Lorsque le capital privé intervient dans le financement de la presse
Les subventions distribuées par l’état ne suffisent pas forcément à un fonctionnement autonome de la presse. Les journaux sont donc conduits à trouver d’autres modes de financement. En dehors de la publicité, dont nous avons déjà parlé, certains journaux ont dû ouvrir leur capital à l’actionnariat. Pour simplifier le raisonnement, nous allons conserver l’exemple du journal Libération. En 2005, après de nombreuses péripéties le journal s’est à nouveau trouvé en rupture de fonds. Sa direction, en la personne de Serge July, a obtenu de haute lutte l’entrée d’Edouard de Rotschild au conseil d’administration du journal.
On note, à compter de ce moment, une détérioration du climat, des successions de grèves et de suppressions de postes. Parallèlement, une scission apparaît entre actionnaires et direction du journal, avec d’importantes pertes financières. Cette situation s’est conclue en 2006 par un dépôt de bilan et un plan de sauvegarde prévoyant le remboursement de plus de 15 millions d’euros de dettes sur 10 ans.
Malgré ces difficultés, un climat adverse, la liberté de la presse et la solidarité ont continué de s’exprimer. En 2011, suite à la parution de Charia Hebdo, un numéro de Charlie Hebdo incluant des caricatures du prophète Mahomet, les locaux du journal satirique sont incendiés. Sa rédaction est hébergée dans les locaux de libération. A l’époque le site internet du journal libération sera menacé par des hackers Turcs. Pour autant, les difficultés financières se poursuivent conduisant ce journal au bord du dépôt de bilan évité de justesse par une recapitalisation à hauteur de 18 millions d’euros en août 2014. Dans ces conditions où les actionnaires détiennent près de 100% du capital d’un journal, la question de l’indépendance est clairement posée. Quelques exemples ont récemment mis à jour les conflits internes qui animent les couloirs des organes de presse. Le président du conseil de surveillance du journal le Monde est très largement sorti de sa réserve lorsqu’il s’est dit « déçu » et « triste », de la décision du journal de publier la liste des personnalités concernées par l’affaire d’évasion fiscale, affirmant également que cette histoire le mettait mal à l’aise. Dans la situation dominante qu’occupe Pierre Bergé ces propos, tenus dans la presse, constituent une manoeuvre d’intimidation. Ils sont également discréditant dans la mesure où ils mettent à mal le contrat de non ingérence entre financiers, administrateurs et journalistes et battent ainsi en brèche le principe même de l’indépendance journalistique.

L’indépendance est-elle encore possible ?
L’indépendance demeure possible tant que les journalistes gardent à l’esprit qu’ils conservent une liberté de réponse face aux propos, manoeuvres et réactions de leurs différentes sources de financement.

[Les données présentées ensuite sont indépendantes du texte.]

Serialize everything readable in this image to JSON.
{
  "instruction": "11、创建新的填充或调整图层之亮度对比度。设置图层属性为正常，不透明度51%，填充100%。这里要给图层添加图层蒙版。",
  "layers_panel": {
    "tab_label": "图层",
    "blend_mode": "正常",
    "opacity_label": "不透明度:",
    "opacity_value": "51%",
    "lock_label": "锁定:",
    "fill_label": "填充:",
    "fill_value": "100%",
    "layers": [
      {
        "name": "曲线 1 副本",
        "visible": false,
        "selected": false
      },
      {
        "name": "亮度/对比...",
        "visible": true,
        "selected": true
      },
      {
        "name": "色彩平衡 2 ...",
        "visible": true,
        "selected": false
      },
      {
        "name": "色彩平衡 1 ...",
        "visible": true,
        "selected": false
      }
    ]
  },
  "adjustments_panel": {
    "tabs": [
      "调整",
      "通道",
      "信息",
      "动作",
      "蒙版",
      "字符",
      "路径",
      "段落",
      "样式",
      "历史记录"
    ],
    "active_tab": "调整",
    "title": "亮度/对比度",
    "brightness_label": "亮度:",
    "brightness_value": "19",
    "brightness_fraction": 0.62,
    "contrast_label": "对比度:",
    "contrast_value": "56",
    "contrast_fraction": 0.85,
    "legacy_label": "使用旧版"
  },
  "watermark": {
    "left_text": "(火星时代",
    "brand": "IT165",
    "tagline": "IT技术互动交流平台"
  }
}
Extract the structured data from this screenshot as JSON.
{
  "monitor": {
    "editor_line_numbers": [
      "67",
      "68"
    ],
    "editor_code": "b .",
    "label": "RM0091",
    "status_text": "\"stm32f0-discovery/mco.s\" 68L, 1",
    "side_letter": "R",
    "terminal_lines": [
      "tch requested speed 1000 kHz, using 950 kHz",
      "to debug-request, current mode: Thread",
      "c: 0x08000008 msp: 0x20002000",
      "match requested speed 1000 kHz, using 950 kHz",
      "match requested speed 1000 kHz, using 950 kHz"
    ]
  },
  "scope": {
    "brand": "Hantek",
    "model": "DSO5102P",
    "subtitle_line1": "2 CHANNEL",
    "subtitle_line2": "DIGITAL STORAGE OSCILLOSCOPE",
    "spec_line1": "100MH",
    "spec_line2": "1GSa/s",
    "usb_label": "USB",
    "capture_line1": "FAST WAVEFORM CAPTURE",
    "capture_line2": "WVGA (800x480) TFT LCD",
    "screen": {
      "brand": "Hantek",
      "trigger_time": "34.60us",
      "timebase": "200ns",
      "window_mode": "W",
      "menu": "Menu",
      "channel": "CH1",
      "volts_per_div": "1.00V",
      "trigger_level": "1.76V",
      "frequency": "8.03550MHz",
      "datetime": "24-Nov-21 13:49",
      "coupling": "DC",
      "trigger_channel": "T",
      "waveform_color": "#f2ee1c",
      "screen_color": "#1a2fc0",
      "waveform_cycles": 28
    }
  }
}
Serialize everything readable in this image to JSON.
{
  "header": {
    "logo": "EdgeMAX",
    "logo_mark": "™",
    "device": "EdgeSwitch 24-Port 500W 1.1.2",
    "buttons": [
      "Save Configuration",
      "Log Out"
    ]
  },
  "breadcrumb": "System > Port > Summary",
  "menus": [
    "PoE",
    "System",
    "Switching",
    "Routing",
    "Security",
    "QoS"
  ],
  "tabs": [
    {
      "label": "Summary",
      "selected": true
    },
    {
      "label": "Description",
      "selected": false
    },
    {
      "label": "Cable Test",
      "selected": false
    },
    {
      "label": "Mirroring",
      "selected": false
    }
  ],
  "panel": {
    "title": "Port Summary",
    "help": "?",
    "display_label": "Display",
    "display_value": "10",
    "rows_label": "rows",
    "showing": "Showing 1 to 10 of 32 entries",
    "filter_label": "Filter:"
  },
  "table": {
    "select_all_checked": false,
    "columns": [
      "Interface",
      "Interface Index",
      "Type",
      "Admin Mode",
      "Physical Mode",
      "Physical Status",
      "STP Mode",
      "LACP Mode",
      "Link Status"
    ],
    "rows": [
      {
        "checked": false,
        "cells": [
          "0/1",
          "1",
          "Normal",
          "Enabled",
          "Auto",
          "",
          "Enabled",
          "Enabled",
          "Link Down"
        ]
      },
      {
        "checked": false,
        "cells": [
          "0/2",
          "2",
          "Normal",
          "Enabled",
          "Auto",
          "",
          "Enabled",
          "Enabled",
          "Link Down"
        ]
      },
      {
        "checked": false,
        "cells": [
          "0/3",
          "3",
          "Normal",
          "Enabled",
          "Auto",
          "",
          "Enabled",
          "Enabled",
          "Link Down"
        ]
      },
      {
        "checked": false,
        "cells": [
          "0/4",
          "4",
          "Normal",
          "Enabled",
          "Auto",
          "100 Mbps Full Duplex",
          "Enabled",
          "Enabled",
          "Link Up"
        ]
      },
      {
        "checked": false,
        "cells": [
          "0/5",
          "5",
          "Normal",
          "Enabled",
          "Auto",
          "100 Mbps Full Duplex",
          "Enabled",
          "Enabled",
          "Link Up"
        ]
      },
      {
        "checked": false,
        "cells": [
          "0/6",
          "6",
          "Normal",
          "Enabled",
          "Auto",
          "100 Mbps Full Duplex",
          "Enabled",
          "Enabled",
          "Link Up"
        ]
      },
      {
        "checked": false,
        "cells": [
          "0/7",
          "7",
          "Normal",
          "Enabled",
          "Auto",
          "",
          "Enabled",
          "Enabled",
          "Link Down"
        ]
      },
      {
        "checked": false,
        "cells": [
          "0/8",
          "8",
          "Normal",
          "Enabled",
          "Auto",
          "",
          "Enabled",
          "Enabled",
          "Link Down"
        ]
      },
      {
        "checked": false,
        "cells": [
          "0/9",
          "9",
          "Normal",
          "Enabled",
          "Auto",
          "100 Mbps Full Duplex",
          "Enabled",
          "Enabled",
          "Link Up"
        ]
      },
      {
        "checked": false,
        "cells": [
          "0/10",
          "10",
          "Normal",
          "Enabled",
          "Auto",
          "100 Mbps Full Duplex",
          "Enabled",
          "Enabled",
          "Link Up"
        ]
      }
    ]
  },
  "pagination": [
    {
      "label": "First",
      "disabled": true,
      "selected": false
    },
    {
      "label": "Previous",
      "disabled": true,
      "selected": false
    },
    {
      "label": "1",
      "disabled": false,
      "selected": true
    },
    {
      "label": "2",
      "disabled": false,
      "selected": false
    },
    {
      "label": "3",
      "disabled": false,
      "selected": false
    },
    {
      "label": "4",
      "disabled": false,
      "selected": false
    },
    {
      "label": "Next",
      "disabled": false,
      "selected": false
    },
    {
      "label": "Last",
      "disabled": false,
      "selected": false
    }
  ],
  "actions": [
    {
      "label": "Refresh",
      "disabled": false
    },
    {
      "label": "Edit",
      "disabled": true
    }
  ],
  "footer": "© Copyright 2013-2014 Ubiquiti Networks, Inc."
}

Certains journaux, comme le site Médiapart, ont décidé d’éviter les financements directs afin de préserver leur autonomie. Afin de conserver un fil conducteur, nous finirons avec les journalistes de Libération. Après les attentats du 7 Janvier, rien n’a empêché la rédaction de Libération d’accueillir de nouveau celle de Charlie Hebdo. Ni les menaces reçues en 2011, dont chacun venait de réaliser le sérieux, ni les difficultés en cours à Libération. Et, à propos de ces journalistes, observons de quelle manière ils nous montrent le champ des possibles. Certains des anciens de Libération (victimes de plan social, libérés volontaires) ont décidé de créer un nouveau média. Ils ont préservé leur indépendance journalistique en créant un pure player payant (similaire à celui de Médiapart) et décidé de débuter à l’aide du crowfunding. Ils ont nommé ce journal en devenir « les Jours ».